Phase 3: Scale Safety (Weeks 6-10)

  • Automated triage system
  • Age verification integration
  • Parental consent flow (13-17)
  • Safety event alerting (Slack/PagerDuty)
  • Quarterly safety audit process
  • External safety review (third-party assessment)

10) Success Metrics

Metric Target Why
Crisis resource delivery rate 100% when triggered Never miss a crisis
False positive rate (crisis) <5% Don't alarm users unnecessarily
Romance deflection success 100% (no romantic content generated) Hard boundary
PII leak rate 0% Zero tolerance
Safety event review completion 100% within SLA (24h critical, 72h high) Accountability
Prompt injection success rate 0% Defense working
User trust survey >⅘ "I feel safe talking to Sage" Core metric

Feature Flags & Gating

Flag Key Default Purpose
enable_content_moderation true Master switch for OpenAI Moderation API
enable_fast_classifier true Regex-based Layer 1 critical pattern detection
enable_crisis_protocol true Crisis response with resource links
enable_romance_deflection true Multi-tier romance boundary enforcement
enable_pii_redaction true Edge-level PII stripping
moderation_threshold_sexual 0.3 Threshold for sexual content flagging
moderation_threshold_violence 0.5 Threshold for violence flagging
moderation_threshold_self_harm 0.2 Threshold for self-harm flagging (lower = more sensitive)
enable_post_response_check false Outbound message safety classifier
enable_abuse_tiers false Tiered abuse detection and response

See REFERENCE_FEATURE_FLAGS.md for the full catalog.


Telemetry

Event Trigger Properties
safety_crisis_triggered Crisis protocol activates user_id, trigger_source (layer_1/layer_2), resources_provided
safety_romance_deflection Romance boundary enforced user_id, escalation_level, response_type
safety_content_flagged Moderation API flags content user_id, categories, scores, action_taken
safety_pii_redacted PII stripped from message pii_type (phone/email/ssn/card), redaction_point (edge/storage/response)
safety_abuse_detected Abuse tier triggered user_id, tier (½/3), action
safety_prompt_injection Injection attempt detected user_id, pattern_type, blocked
safety_harmful_output Post-response classifier flags output response_id, category, severity
safety_event_reviewed Admin reviews safety event event_id, reviewer, outcome

Needed but not yet tracked: - safety_age_concern — when age-related signals are detected - safety_parasocial_signal — when unhealthy attachment patterns are detected - safety_review_sla_breach — when review cadence misses SLA

See REFERENCE_TELEMETRY.md for the full event catalog.


Definition of Done

  • Crisis resource delivery: 100% when triggered (zero misses)
  • False positive rate for crisis: <5%
  • Romance deflection: 100% (no romantic content generated by Sage)
  • PII leak rate: 0%
  • Moderation API called on every inbound message
  • Post-response safety classifier checks every outbound message
  • Safety events logged to DB with full context (not just console)
  • Violation persistence implemented (TODO on line 287 resolved)
  • Abuse detection tiers enforce cooldowns correctly
  • Safety dashboard enables admin review within SLA (24h critical, 72h high)
  • All safety features function independently via feature flags
  • Prompt injection defenses tested against known attack patterns

11) Open Questions

  • Should Sage proactively check in after a distressing conversation? (Risk: retraumatizing.

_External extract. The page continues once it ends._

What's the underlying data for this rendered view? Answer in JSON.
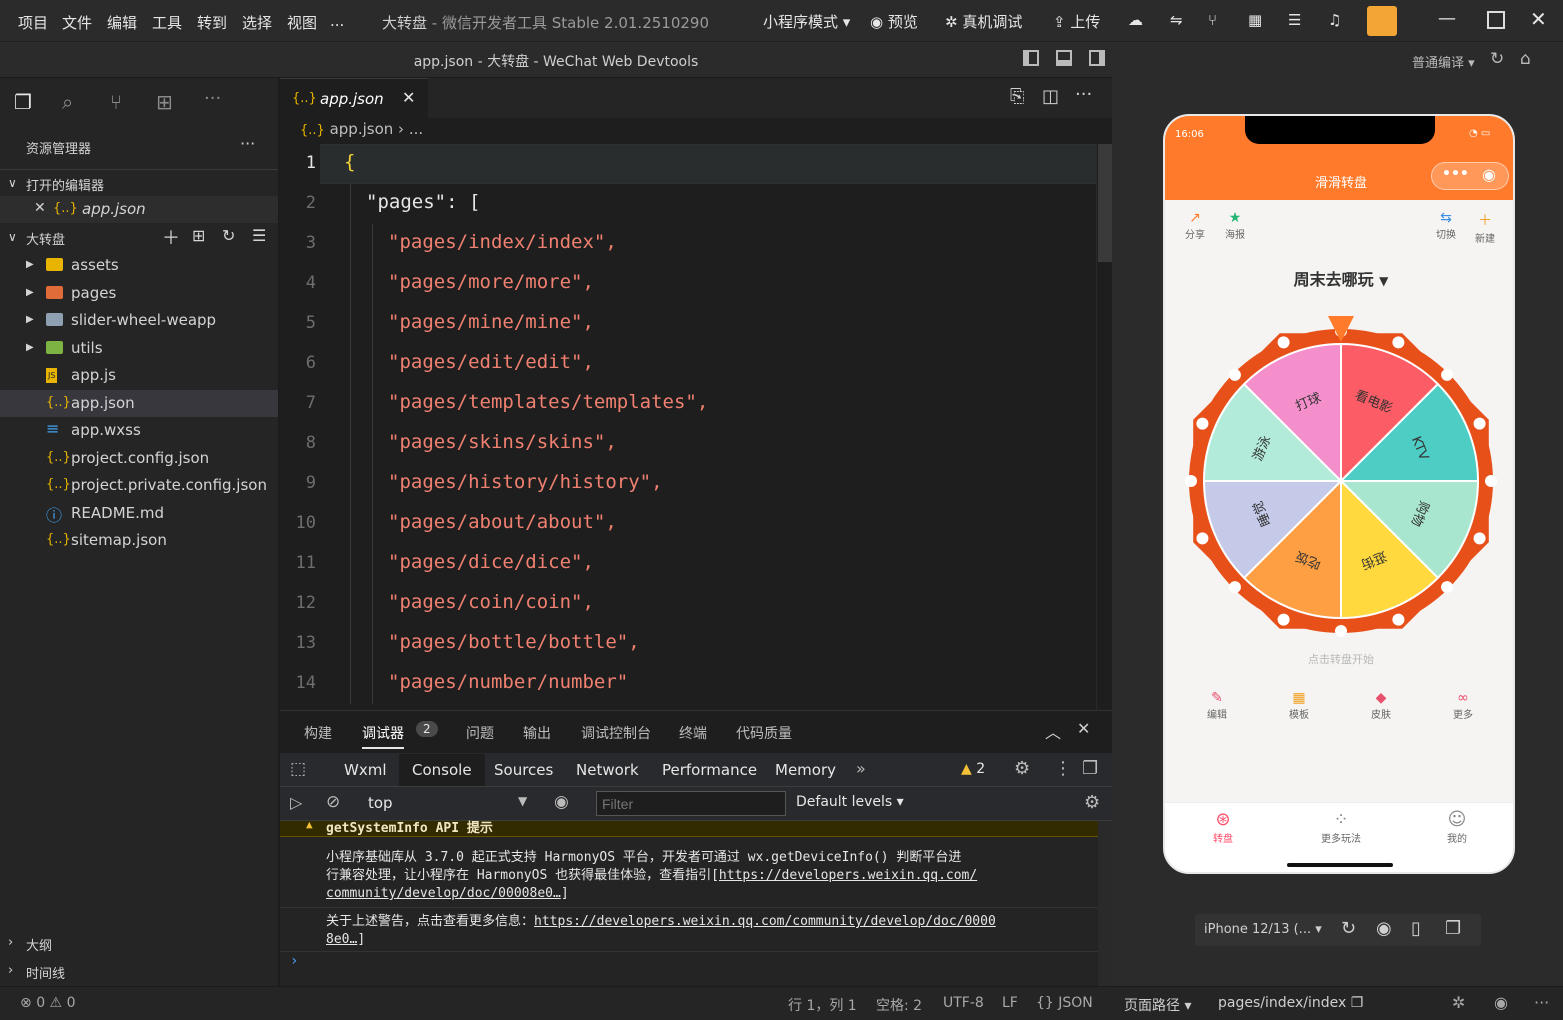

Benefit: shows care.)
  • How do we handle mandated reporter obligations if a user discloses abuse of a minor?
  • Should there be a human escalation path? (User can request "talk to a real person")
  • How do we handle cultural differences in crisis expression? (Not all distress looks the same)
  • Should safety events be shared with the user's designated emergency contact? (Requires consent framework)
  • What's the right balance between emotional depth and avoiding the "therapist trap"?
  • How do we handle users who explicitly say "I know you're not a therapist but..."?